Parole board report to Kasich next week on clemency question for Preble County man.
McGuire clemency letter to Governor Kasich

McGuire clemency letter to Governor Kasich

Twenty-four years after kidnapping, raping and killing Joy Stewart and her unborn baby, Death Row inmate Dennis McGuire admitted his guilt this week in a letter to Gov. John Kasich.

McGuire’s letter came to light Thursday during a clemency hearing before the Ohio Parole Board.

“Me, Dennis B. McGuire, are fully responsible for the death of Joy Stewart and her unborn child and only me,” McGuire told Kasich in a three-page, hand-written letter. “…I’m deeply sorry and wish to live the rest of my life in prison. If not, I leave my soul to the Lord.”

Stewart, who was seven months pregnant, disappeared Feb. 11, 1989 after she was last seen with McGuire. Her body was found in the woods by hikers the next day. Her throat had been slashed and evidence showed she was raped.

McGuire, 53, is scheduled to be executed Jan. 16 for the crime. The parole board will make a recommendation Dec. 20 to the governor on the case.

McGuire said in the letter that he and Stewart had been carrying on an affair and got into a heated argument over Stewart’s insistence that McGuire leave his family to be with her. McGuire declined to appear before the parole board and answer questions.

Preble County Prosecutor Martin P. Votel dismissed the letter as just more lies and manipulation from McGuire. He said Stewart and McGuire barely knew each other and did not have a consensual affair.

“It is time for this sentence to be carried out,” Votel said.

At the clemency hearing Thursday, Assistant Ohio Public Defender Rob Lowe detailed McGuire’s harsh childhood replete with physical and sexual abuse, malnutrition, family violence, poverty and illiteracy. In a video appearance, McGuire’s mother, Doris, described how the family survived on hunted squirrels and rabbits and Dennis was fed little more than sugar water and a mix of lard, meal and water as a baby.

Lowe said McGuire was born to a teen-age mother in a house with no running water, molested and raped, beaten, left on his own for long periods of time, and attended more than a dozen schools before dropping out.

Lowe maintained that the child abuse was not brought out at trial before the jury deliberated for 19 hours over whether to sentence him to death. Votel said all the relevant evidence was considered.
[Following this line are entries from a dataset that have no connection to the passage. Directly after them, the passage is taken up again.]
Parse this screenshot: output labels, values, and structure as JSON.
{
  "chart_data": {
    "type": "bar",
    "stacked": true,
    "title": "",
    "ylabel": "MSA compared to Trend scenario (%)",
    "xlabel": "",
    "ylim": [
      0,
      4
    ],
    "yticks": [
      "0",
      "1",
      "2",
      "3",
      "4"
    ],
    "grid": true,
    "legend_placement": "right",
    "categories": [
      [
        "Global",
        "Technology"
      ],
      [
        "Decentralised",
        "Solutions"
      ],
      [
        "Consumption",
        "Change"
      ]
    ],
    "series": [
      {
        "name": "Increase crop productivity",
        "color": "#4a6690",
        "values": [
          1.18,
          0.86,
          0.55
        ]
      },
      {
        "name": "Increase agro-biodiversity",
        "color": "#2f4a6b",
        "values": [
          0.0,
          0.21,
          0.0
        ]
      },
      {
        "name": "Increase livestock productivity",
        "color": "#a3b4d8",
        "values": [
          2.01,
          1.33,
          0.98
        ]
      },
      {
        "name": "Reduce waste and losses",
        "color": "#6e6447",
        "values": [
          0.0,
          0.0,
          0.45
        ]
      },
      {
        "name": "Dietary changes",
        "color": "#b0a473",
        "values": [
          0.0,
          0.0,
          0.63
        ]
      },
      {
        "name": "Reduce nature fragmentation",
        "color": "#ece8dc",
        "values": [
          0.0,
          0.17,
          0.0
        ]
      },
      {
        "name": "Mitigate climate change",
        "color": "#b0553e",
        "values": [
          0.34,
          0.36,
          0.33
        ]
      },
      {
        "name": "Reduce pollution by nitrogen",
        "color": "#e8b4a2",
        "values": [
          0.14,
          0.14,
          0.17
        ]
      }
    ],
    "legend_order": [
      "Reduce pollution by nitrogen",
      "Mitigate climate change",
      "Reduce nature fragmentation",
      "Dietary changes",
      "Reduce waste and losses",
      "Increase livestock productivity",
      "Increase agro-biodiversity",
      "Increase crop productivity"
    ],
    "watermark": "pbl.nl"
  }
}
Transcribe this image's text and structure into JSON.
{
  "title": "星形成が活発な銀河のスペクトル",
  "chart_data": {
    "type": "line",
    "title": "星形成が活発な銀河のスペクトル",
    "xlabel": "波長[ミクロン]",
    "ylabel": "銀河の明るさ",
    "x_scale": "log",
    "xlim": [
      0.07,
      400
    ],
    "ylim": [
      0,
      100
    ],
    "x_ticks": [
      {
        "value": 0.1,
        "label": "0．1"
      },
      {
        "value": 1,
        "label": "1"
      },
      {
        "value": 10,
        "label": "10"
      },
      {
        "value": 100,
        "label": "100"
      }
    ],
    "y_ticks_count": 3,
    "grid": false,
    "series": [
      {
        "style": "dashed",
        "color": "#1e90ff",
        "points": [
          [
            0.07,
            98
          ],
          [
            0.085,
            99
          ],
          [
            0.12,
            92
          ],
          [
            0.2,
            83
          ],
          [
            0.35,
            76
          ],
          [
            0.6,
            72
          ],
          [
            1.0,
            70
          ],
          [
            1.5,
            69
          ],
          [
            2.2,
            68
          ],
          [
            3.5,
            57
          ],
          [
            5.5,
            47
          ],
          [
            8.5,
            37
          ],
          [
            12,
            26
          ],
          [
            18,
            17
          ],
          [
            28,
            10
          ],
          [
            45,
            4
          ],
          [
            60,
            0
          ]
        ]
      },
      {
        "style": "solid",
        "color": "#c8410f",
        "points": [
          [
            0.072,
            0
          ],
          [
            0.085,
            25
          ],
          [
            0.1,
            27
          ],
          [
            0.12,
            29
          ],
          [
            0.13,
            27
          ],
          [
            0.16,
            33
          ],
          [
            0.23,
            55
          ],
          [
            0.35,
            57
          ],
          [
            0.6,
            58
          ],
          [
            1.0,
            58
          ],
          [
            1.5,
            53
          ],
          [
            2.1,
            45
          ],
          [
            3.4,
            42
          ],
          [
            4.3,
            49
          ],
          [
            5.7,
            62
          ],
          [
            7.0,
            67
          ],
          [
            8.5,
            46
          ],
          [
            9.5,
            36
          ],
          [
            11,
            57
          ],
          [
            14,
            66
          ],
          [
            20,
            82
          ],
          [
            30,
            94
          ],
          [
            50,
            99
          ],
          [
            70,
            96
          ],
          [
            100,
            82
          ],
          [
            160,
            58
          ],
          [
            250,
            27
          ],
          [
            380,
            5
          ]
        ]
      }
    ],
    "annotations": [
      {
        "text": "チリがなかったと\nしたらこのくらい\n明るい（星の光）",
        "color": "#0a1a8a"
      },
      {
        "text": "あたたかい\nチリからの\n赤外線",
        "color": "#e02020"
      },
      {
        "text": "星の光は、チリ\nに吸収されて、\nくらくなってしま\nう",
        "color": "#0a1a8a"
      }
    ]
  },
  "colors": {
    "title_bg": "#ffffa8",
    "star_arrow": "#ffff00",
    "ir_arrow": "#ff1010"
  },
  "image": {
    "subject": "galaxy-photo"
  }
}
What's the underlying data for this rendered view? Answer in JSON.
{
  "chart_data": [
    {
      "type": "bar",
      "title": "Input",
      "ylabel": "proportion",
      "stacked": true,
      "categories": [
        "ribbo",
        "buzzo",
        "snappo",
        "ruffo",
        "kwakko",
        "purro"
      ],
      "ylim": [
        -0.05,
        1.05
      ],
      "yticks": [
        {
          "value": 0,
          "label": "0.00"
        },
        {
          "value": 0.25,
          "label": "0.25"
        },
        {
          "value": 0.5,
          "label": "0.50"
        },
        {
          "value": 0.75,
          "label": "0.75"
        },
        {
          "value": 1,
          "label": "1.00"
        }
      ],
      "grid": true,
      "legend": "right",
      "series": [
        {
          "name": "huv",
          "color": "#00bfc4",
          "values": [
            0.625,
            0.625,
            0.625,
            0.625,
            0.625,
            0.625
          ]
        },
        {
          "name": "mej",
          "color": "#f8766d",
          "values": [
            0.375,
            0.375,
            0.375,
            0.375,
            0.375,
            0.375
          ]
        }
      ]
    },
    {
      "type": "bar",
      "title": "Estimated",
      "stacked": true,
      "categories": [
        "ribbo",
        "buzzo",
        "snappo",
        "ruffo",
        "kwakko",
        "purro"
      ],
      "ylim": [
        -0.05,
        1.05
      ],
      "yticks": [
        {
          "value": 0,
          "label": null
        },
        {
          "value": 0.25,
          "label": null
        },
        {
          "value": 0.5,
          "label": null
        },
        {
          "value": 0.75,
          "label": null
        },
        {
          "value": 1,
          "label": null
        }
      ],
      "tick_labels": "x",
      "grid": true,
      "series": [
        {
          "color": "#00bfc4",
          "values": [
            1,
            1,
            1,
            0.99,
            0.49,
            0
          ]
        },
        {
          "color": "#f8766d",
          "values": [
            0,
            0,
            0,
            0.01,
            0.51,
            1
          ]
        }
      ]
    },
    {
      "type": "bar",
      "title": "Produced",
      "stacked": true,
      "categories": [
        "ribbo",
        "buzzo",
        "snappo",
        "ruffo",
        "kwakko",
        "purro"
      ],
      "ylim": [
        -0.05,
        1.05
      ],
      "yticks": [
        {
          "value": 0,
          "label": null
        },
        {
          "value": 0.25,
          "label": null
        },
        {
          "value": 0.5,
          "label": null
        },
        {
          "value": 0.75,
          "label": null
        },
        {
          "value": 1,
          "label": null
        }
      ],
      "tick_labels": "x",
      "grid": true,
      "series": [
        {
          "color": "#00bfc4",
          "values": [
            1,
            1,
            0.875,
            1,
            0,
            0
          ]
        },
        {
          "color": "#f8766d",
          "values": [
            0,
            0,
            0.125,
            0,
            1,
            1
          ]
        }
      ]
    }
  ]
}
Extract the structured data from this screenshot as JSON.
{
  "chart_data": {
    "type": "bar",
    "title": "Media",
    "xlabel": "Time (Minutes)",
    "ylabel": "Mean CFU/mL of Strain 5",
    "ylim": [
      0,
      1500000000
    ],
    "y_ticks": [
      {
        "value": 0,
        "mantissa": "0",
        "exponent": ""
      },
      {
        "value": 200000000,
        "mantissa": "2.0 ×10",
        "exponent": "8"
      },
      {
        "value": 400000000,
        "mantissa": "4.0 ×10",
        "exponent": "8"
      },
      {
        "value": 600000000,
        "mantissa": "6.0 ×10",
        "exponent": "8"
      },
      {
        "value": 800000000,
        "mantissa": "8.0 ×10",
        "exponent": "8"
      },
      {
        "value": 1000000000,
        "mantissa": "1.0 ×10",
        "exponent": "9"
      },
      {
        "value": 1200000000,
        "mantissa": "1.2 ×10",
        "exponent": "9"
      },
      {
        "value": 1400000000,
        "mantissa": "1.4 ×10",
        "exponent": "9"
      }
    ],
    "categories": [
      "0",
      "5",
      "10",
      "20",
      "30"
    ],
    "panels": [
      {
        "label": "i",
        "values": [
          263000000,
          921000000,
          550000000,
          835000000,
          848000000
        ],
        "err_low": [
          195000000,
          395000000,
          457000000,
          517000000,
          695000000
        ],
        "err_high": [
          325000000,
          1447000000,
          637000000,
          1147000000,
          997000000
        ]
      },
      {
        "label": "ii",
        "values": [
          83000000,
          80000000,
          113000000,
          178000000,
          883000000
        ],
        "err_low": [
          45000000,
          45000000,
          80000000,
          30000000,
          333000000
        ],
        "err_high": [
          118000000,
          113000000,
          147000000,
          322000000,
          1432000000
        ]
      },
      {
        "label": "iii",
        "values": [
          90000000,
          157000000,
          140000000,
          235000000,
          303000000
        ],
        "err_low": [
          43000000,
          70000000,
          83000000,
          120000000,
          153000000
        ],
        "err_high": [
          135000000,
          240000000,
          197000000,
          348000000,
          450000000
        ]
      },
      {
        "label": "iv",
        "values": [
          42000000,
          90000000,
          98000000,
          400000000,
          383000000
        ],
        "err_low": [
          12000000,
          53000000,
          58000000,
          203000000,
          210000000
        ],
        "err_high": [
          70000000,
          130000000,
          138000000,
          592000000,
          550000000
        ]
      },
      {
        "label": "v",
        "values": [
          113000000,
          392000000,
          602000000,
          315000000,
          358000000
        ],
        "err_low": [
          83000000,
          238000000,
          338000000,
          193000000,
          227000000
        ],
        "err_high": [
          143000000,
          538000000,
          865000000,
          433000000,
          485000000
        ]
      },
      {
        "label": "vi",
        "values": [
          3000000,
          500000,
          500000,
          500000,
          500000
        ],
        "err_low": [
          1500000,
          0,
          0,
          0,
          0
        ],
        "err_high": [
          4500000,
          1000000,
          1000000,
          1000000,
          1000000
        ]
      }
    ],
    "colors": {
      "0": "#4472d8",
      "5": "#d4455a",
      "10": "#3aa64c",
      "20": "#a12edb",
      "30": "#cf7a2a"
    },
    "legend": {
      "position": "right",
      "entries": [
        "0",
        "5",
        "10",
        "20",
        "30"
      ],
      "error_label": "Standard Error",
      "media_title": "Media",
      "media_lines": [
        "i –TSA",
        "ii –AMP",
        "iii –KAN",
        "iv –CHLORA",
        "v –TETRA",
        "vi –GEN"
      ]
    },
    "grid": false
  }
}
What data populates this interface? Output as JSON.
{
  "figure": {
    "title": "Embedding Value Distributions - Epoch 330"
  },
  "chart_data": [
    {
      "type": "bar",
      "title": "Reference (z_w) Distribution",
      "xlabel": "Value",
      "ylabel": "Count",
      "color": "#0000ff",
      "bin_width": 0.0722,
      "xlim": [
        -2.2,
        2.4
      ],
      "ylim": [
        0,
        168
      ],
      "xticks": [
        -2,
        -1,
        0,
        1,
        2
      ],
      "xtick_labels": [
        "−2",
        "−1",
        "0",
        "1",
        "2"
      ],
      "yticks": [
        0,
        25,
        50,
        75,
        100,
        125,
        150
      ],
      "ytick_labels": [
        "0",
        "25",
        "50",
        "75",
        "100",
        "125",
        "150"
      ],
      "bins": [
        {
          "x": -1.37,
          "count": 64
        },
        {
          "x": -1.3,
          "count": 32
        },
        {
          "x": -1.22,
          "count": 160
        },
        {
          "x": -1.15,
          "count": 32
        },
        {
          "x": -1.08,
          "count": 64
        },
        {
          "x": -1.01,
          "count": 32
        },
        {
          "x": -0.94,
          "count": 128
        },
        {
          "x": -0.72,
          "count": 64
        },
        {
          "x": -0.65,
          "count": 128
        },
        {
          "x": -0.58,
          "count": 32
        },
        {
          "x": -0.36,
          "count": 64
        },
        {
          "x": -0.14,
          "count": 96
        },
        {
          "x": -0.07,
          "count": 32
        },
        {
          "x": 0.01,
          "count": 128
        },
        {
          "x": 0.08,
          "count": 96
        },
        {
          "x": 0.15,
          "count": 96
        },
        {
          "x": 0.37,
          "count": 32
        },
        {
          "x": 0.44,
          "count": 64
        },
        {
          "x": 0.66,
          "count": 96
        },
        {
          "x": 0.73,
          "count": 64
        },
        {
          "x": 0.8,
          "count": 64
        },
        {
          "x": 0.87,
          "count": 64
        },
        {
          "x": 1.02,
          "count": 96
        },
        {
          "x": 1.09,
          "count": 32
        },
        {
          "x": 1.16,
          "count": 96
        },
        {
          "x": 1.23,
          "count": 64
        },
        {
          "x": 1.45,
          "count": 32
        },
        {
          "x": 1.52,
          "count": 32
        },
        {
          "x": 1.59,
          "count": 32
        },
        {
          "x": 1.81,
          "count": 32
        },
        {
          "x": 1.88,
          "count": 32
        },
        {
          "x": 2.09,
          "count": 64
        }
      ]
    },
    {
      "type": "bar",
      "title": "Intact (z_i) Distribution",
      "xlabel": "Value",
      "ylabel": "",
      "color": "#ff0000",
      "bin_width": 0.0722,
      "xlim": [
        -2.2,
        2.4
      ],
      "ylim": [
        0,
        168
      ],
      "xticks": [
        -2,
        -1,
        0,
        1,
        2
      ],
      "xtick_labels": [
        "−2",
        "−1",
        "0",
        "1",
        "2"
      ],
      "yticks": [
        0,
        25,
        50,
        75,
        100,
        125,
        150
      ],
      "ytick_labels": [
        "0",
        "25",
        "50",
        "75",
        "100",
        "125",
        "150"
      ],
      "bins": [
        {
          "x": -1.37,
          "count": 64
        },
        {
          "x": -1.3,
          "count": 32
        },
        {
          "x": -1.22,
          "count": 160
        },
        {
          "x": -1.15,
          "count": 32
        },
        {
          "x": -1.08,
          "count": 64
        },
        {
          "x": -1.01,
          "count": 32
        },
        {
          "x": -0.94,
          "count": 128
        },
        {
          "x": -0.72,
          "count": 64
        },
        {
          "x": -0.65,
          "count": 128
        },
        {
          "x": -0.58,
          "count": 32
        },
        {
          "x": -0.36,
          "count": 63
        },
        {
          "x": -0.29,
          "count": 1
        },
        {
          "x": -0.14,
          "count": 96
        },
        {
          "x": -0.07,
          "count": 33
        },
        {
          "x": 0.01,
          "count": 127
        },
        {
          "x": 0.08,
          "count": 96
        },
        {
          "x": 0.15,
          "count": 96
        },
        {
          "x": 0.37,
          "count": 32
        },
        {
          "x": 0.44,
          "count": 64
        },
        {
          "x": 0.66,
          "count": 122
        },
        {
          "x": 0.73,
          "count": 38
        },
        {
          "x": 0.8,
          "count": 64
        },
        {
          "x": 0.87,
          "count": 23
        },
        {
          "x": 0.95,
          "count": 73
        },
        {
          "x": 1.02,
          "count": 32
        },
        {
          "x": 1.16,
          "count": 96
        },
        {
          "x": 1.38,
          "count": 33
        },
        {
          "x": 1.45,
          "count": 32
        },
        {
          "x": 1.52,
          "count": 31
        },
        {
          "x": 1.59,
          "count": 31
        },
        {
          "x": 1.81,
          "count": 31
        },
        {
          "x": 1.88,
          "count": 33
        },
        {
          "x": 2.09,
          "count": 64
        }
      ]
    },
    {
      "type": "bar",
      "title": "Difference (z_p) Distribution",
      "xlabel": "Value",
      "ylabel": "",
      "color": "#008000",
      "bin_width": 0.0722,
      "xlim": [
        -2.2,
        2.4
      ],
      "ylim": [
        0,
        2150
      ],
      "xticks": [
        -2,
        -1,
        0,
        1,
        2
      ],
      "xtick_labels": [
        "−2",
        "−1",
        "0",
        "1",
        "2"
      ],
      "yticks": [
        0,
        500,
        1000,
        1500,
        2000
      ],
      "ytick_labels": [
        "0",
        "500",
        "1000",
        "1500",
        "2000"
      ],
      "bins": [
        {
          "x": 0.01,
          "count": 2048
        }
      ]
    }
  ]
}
McGuire’s older brother, Genis McGuire, Jr., spoke by video conference from Chillicothe Correctional Institution where he is incarcerated for complicity to aggravated murder. McGuire Jr. had been facing the death penalty in his case but received 20 years to life for stabbing a convenience store clerk more than 60 times in Warren County in 1995.

The two brothers aren’t the only McGuire family members to serve time. Their father, sister, nephew and cousins have also been in prison, Genis McGuire Jr. told the parole board.